Of course, "Smashed" doesn't include transplants or death. But there are some seriously scary close calls: a bad night on the Jersey shore in high school when she loses her girlfriend and later finds her in a beach house with strange men, covered in vomit and dressed in an entirely new set of clothes. Or when Zailckas herself, who assiduously protects her virginity into her junior year, wakes up naked in a frat boy's bed, with no idea of whether she has had sex for the first time or not. They're not tales likely to send shivers of surprise down the spines of most college-aged Americans, though that in itself is perhaps troubling.
Zailckas admits that if booze hadn't been her poison, she could well have whiled away her coltish years cutting or starving herself. She can't put her finger on how hours spent rolling kegs into woods would have been put to better use had she been a teetotaler. But Zailckas still cleaves to the belief that had she not stepped from sobriety's path so early, she would be a better-formed adult today.
She writes in her present, sober voice, "Nine years after I took my first drink, it occurs to me that I haven't grown up ... I should be able to hear my own unwavering voice rise in public without feeling my heart flutter like it's trying to take flight ... I should be able to stop self-censoring and smile when I feel like it. I should recognize happiness when I feel it expand in my gut." About Matt, whom she dates long-distance for a year, she writes: "Another girl might have learned to do this in high school: roosting on the kitchen counter or the fire escape with the phone cradled against one shoulder, soaking up stories, and learning that not all silences are bad."
Well, not necessarily.
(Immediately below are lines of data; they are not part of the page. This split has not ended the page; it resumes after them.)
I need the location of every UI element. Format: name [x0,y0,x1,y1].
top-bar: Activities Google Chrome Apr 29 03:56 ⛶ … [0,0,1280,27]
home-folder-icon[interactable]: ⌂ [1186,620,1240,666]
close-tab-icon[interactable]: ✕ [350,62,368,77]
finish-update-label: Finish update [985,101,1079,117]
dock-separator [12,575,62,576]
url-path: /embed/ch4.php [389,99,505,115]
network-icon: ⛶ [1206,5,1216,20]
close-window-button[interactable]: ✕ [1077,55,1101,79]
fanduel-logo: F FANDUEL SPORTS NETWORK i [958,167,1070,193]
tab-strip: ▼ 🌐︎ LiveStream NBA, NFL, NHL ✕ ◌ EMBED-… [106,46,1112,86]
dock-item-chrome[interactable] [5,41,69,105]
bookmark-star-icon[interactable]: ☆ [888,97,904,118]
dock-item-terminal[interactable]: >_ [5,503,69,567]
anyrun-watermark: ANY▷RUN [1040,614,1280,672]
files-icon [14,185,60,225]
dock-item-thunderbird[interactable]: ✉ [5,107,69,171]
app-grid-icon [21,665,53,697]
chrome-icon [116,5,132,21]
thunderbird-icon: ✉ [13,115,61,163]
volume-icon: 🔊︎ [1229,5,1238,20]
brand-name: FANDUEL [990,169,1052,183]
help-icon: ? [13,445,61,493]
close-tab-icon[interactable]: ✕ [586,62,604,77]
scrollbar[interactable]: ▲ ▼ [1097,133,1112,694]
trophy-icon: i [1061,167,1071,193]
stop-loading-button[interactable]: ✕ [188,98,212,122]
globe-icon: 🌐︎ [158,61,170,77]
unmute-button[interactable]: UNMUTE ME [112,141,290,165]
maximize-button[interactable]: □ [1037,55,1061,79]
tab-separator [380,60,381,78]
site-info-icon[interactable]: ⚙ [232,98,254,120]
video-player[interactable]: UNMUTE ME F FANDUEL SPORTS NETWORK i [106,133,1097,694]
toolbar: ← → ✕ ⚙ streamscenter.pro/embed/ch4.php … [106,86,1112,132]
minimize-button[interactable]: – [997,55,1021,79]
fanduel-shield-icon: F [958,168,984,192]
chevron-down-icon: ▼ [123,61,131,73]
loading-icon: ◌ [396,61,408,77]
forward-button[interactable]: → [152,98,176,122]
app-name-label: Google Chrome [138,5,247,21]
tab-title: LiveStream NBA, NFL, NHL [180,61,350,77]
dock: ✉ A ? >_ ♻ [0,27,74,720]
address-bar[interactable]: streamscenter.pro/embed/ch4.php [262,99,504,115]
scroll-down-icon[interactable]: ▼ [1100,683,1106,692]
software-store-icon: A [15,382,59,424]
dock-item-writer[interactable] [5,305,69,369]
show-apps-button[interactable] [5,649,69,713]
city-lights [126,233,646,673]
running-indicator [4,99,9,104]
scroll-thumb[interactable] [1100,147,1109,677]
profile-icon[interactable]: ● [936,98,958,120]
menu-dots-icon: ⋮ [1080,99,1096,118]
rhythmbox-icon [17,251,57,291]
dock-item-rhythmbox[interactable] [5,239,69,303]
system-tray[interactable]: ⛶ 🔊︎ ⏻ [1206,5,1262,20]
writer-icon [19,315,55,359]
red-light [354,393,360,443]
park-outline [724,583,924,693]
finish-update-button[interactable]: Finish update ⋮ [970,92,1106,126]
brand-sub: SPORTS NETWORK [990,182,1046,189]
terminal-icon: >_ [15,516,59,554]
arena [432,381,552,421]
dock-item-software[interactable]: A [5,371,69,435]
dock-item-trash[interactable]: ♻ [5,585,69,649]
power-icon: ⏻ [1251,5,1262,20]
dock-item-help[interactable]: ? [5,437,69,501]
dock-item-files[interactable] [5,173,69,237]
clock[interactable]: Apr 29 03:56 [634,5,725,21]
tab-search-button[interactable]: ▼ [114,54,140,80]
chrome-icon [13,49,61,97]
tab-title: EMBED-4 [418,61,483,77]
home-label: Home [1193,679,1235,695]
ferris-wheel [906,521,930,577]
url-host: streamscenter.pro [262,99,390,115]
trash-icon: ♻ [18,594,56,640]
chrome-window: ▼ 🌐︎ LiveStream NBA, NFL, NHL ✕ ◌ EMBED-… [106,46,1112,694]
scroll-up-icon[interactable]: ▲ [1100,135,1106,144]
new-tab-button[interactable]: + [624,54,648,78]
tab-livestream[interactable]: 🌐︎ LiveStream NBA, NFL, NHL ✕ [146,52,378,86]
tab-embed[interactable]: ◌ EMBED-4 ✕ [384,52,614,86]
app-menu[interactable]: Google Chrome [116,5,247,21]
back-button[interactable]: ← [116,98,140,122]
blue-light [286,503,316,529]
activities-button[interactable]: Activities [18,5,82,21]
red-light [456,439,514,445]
And if another girl had learned how to roost and cradle, she might not have learned how to write a delicate chronicle of her experiences. It is wishful thinking that one wrong turn or bad habit can keep us from being the self-confident, sexually mature, productive young women we believe we could have been. I don't think that too many screwdrivers are too blame for Zailckas' inability to maintain a steady voice or recognize her own happiness.
But in her tale there lies a larger pattern. Throughout "Smashed," Zailckas periodically lays off the hooch, then starts drinking again. It's a favorite syndrome for women. We quit eating, quit drinking, quit smoking. We quit talking to toxic friends, quit being sluts, quit being prudes. There is power in self-abnegation, deprivation, in foot-stamping "Nos!" But we're always falling off our wagons: drinking too much and loving immoderately, handing control to people and substances that make us feel bad about ourselves, until once again, we clamp down and punish ourselves for having given in. It's a cycle that marks and damages almost all of us, whatever our chosen poison.
Booze happens to be the skeleton on which Zailckas has hung her narrative. She insists it wasn't just a convenient way to sell her book, and I believe her. But if you boiled the alcohol off of "Smashed," you would have a story of a girl struggling with the fact that she feels terrible about herself and her place in the world. The oldest story there is.